In 1991, Gopher was created by Mark McCahill of the University of Minnesota. Gopher was a TCP/IP application layer protocol. It was a highly structured alternative to the World Wide Web but was quickly surpassed by the http protocol. Gopher maintained a structured hierarchy of information that paved the way for the early search engines “Veronica” and “Jughead”. However, as of 1993 there still was no search engine for the World Wide Web, which operated on the http protocol. The primary method of exploring the public content of the web at this time was through manually maintained lists of web resources. On September 2, 1993, Oscar Nierstrasz of the University of Geneva released a program written in Perl that scanned existing manually curated lists of websites and rewrote them into a standard format. The program, named W3Catalog, did not meet all three criterion to be defined as a search engine but clearly paved the way. W3Catelog is now known as the web’s first “primitive” search engine.
In June 1993, the first web robot was released. Created by Matthew Gray of MIT, the program was called the World Wide Web Wanderer and was built with the purpose of measuring the size of the web. The index of sites that the program created was called “Wandex” but since these files were not searchable it cannot be considered a search engine. There are rumors that Gray now works for Google.

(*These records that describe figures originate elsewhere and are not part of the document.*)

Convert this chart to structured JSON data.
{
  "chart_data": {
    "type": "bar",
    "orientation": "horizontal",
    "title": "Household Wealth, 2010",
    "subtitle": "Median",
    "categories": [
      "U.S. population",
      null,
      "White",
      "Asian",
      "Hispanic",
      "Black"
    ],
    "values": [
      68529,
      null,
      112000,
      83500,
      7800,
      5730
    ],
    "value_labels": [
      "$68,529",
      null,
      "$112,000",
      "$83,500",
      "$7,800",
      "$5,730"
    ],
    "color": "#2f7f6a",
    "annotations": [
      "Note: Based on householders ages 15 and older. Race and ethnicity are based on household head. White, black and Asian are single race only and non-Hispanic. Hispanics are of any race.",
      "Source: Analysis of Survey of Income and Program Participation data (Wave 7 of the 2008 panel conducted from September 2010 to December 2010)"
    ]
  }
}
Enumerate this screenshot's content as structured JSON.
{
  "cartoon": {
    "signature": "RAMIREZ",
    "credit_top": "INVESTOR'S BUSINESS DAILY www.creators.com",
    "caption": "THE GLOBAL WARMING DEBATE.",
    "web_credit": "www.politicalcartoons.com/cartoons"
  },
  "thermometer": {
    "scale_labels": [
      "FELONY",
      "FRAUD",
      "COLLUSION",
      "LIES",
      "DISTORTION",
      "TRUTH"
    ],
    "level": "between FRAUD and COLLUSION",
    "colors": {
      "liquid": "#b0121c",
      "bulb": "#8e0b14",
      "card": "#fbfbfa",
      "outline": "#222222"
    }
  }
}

JumpStation was created in December 1993 by Jonathon Fletcher and was likely the first search engine to use a web robot to index the internet. JumpStation included a build in web form for querying websites and thus became the first tool that met the three features of a web search engine (crawling, indexing, and searching). Due to resource limitations of the hardware that JumpStation operated on, its index stored only titles and headings of the webpages it discovered.
The convenience of searching for a query term across the full-text of indexed webpages was first introduced in 1994 with the launch of a new search engine called WebCrawler. The popularity and effectiveness of WebCrawler’s full-text search marked the beginning of the search engine craze- a period of time that we are still living in today. Between the years of 1994 and 1996, a variety of full-text search engines became available on the web including Magellan, Excite, Infoseek, Inktomi, Northern Light, and AltaVista.
RankDex was developed by Robin Li of IDD Information Systems. This search engine was the first to explore site-scoring page ranking methods similar to those used by today’s complex search engines such as Google. Patents for the RankDex search methods were obtained in 1999 and were eventually used to launch the Chinese company Baidu in 2000. As of early 2017, Baidu is the 4th most trafficked website according to the Alexa Internet rankings.
The seeds for the single most popular website of all time were planted in 1998 with the publication of two landmark research papers by Sergey Brin and Lawrence Page. These papers, entitled “The Anatomy of a Large-Scale Hypertextual Web Search Engine” and “The PageRank Citation Ranking: Bringing Order to the Web” described a search engine named Google.